No, I have been going to a Zumba! class. (I think that the Zumba! gods come and get you if you don't write it that way and make you do the Cuban salsa, complete with furiously waving arms, for 20 minutes straight as punishment.) My sister, a friend, and I go to a class offered at a local church on Tuesday evenings, and my mom and I hop on over to our local library for another class the very next night.

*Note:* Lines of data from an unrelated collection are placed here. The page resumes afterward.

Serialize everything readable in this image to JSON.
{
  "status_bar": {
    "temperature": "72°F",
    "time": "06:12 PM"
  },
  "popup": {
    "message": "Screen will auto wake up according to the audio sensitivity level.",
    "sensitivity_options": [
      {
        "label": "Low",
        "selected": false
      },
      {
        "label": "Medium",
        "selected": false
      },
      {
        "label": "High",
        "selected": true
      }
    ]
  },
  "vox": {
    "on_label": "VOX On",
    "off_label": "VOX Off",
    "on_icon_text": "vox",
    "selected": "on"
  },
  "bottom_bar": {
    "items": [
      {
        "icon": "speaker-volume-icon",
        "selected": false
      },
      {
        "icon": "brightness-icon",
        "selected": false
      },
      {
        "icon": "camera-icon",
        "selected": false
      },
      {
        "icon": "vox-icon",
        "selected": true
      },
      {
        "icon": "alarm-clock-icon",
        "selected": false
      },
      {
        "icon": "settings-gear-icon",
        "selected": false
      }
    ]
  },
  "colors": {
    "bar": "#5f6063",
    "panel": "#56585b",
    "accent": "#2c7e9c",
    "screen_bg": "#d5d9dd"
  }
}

Here's the thing: like a lot of people, I have always really hated to exercise. For one thing, I am not terribly coordinated, so organized sports and I never really got along together. I was always musical, so after about seventh grade I just gave up on sports and accepted my role as band geek. (And lest you think this means I never got active, may I just remind you that I was in high school band in Texas. Which means marching. All. The. Dang. Time. I was a size zero in high school with admirable muscle tone.) Once I got to college and realized that Mr. Storie wasn't after me for not staying in formation, I let things slide, and, yes, gained weight. Physical activity was sporadic. Then I had kids, and you know the story: Weight, a complete loss of abdominal muscles, and no time for hair washing or, you know, sleep, let alone exercise. A vicious cycle.
Mom, My Sister the Goddess, and I were sick of looking like moms. We had been talking about pursuing Zumba! once my sister and I had our respective babies, and finally schedules coalesced and we found ourselves going regularly.
And guess what. I love it. I absolutely love it.
I was worried that my lack of coordination was going to be a detriment to my success and that everyone in class was going to first stand back in abject horror and then point and laugh in unison. But when we arrived for our first class, it became clear that this was not a Zumba! class like you see in promotional videos; you know the ones, filled with hordes of toned, nubile young woman wearing nothing but their sports bras and a smile. (Interestingly enough, these nubile young women never tie their long hair up, instead allowing it to get sweaty and tangled. Ridiculous.) All three instructors are middle-aged, and two of them are decidedly plump. Obviously fit, because they could dance me under the table, but not conforming to society's standard definition of fit (which is, of course, "anorexic and also imaginary.") The women (yes, all women) in the class range in age anywhere from 18 to 65 and represent all known body types (besides, say, morbidly obese.)
When we first arrived we were a little late, so we slipped into the class and tried to keep up. I surreptitiously glanced around myself from time to time, any nervousness I brought with me slowly puddling to the floor (ew) as I saw that the coordination in the room varied as widely as the body types did. Then it hit me: I was not in high school anymore. I was an adult, struggling with my body image after four children, seeking exercise, in a room full of women with the same foibles and fears and jiggly thighs. No one else was looking around. Instead, all attention was on just absolutely letting go and moving and getting active. Coordination, attractiveness, and the ability to salsa (that one took me awhile) didn't matter. What mattered was moving as much as possible and being enthusiastic.
After a couple of classes I had completely shed the nervousness. I still stumble and bumble, but I like to think that embracing the letting-it-all-go mentality has helped eased my stiff muscles and made it easier to wiggle my hips. And guess what? I feel sexy. Really, I do. Not that we are doing sexy moves or dancing to sexy music. I mean, our classes are in a church and a library, for heaven's sake. But shedding my fears and giving it my all and doing my best to look as natural as my ridiculously cute Columbian instructor have all helped raise my self-worth up a couple notches, and if that doesn't make a housewife feel sexy, then I don't know what will.
Just so you know, this is what I imagine like when I'm doing Zumba!, when I'm in pain and loving it and smiling this ridiculously wide, goofy smile:
See what I mean about the hair? So. Stupid.